The book attracted enough of a ‘murmour among the zealots’ to establish his reputation as a sceptic. Thus, when the Chair of Pneumatics and Moral Philosophy at Edinburgh fell vacant in 1745, his application was rejected. But Hume had a very adventurous career beyond Edinburgh. He took a position as tutor to the Marquess of Annandale, only to find the young man insane. Extricating himself from this situation, he then accepted the invitation of his cousin, Lieutenant-General James St. Clair, to be his Secretary on a military expedition against the French in Quebec. No doubt fortunately for philosophy, unfavourable weather delayed departure so long that the plan was aborted. Hume accompanied St. Clair on an extended diplomatic mission to the courts of Vienna and Turin in 1748, greatly enjoying being entitled to dress up.
An invitation to serve as Librarian to the Faculty of Advocates in Edinburgh brought him home and gave him the opportunity to write his History of England (1754–1762), which became a best seller, guaranteeing him financial independence.
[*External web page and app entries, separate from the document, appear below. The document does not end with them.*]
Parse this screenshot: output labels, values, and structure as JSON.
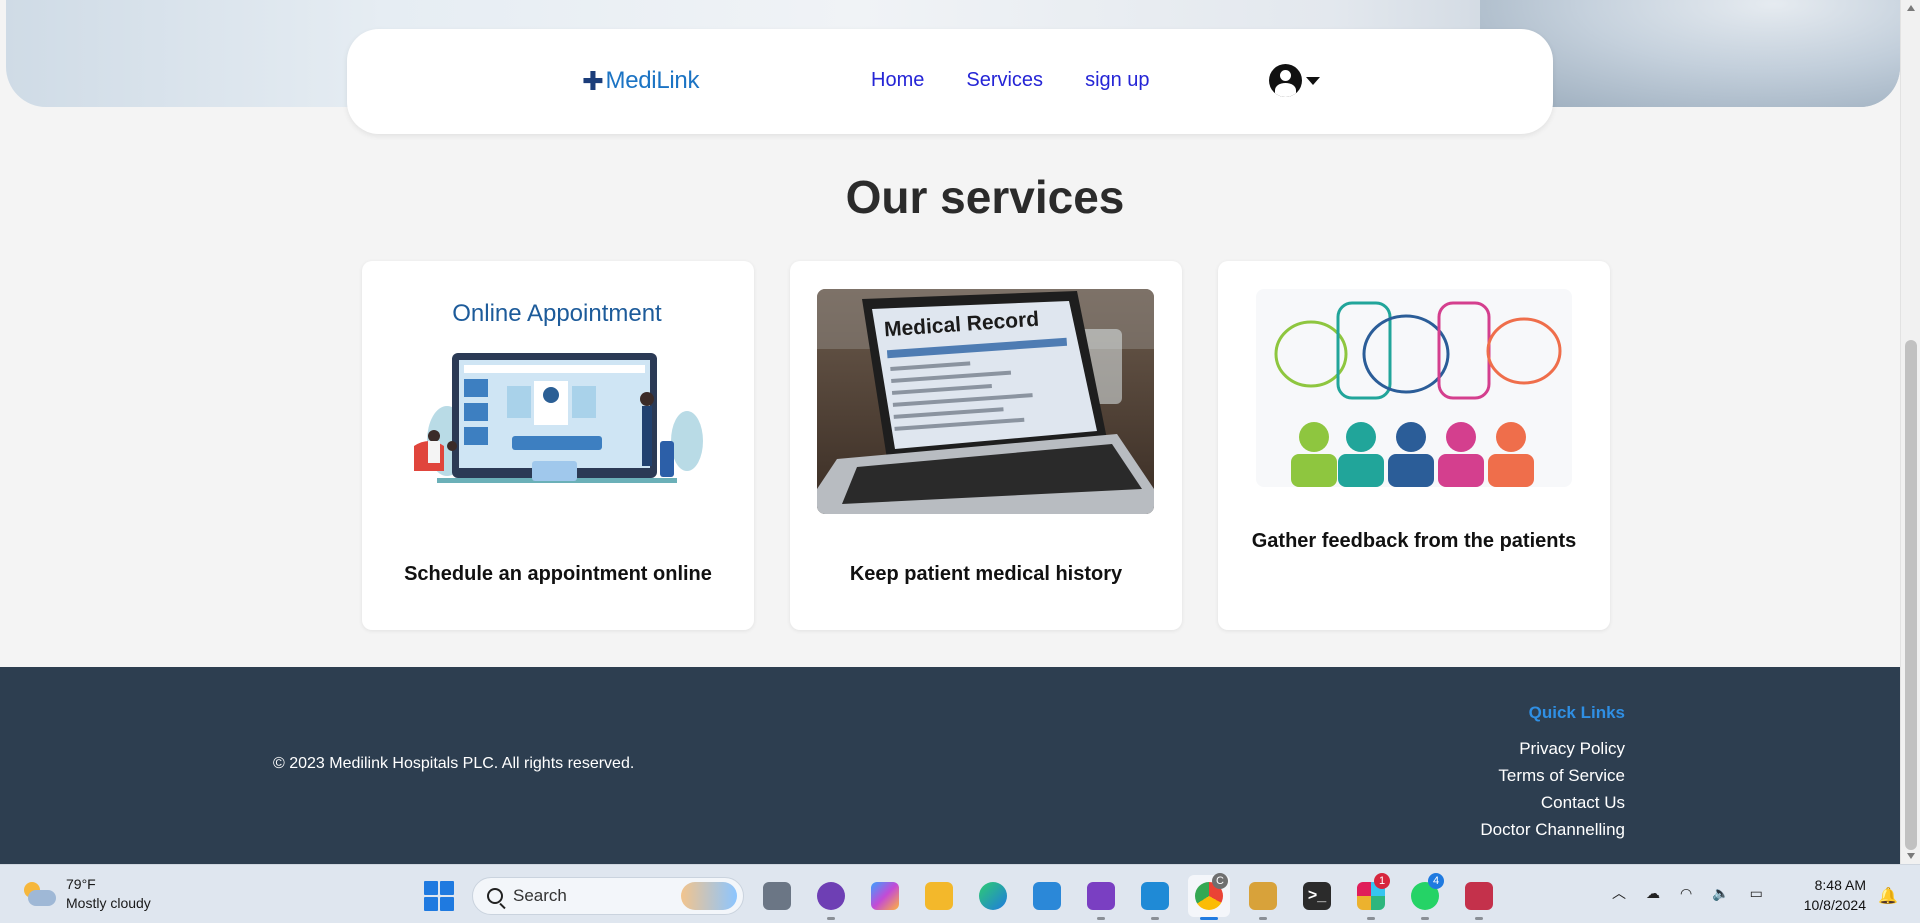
{
  "navbar": {
    "logo_text": "MediLink",
    "links": [
      "Home",
      "Services",
      "sign up"
    ]
  },
  "services": {
    "title": "Our services",
    "cards": [
      {
        "image_caption": "Online Appointment",
        "caption": "Schedule an appointment online"
      },
      {
        "image_caption": "Medical Record",
        "caption": "Keep patient medical history"
      },
      {
        "image_caption": "",
        "caption": "Gather feedback from the patients"
      }
    ]
  },
  "footer": {
    "copyright": "© 2023 Medilink Hospitals PLC. All rights reserved.",
    "quick_links_title": "Quick Links",
    "links": [
      "Privacy Policy",
      "Terms of Service",
      "Contact Us",
      "Doctor Channelling"
    ]
  },
  "taskbar": {
    "weather_temp": "79°F",
    "weather_desc": "Mostly cloudy",
    "search_placeholder": "Search",
    "time": "8:48 AM",
    "date": "10/8/2024",
    "badges": {
      "chrome": "C",
      "slack": "1",
      "whatsapp": "4"
    }
  },
  "colors": {
    "link": "#2525d6",
    "brand": "#1c74c4",
    "footer_bg": "#2d3e50",
    "quick_links_accent": "#2f8fe4"
  }
}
In 1763, however, Hume accepted an invitation from Lord Hertford, the Ambassador to France, to serve as his Private Secretary. There he spent three very happy years, again in congenial company. After a year (1767–68) in London as an Under-Secretary of State, Hume returned to Edinburgh for good in 1769.
He built a house in Edinburgh's New Town. His remaining years were spent comfortably, dining and conversing with friends, not all of whom were ‘studious and literary’. His ‘company’, he tells us, ‘was not unacceptable to the young and careless’. One such young person, Nancy Ord, half his age and the daughter of the Lord Chief Baron of the Scottish Exchequer, he seems to have contemplated marrying. He asked her advice in choosing wallpaper. Finding that he had intestinal cancer, from which he seems not to have suffered unbearably, he added a codicil to his will, including a gift to her of ‘ten Guineas to buy a Ring, as a Memorial of my Friendship and Attachment to so amiable and accomplished a Person’. He died on 25 August 1776.
Perhaps his stoicism at the end justifies the huge greenish bronze statue unveiled in Edinburgh in 1995, outside the Sheriff Courthouse, of the seated Hume, obese and half naked, draped in a toga, and holding a book — though actually he loved dressing up, as the wonderful portrait by Allan Ramsay shows, done in 1766, ten years before he died.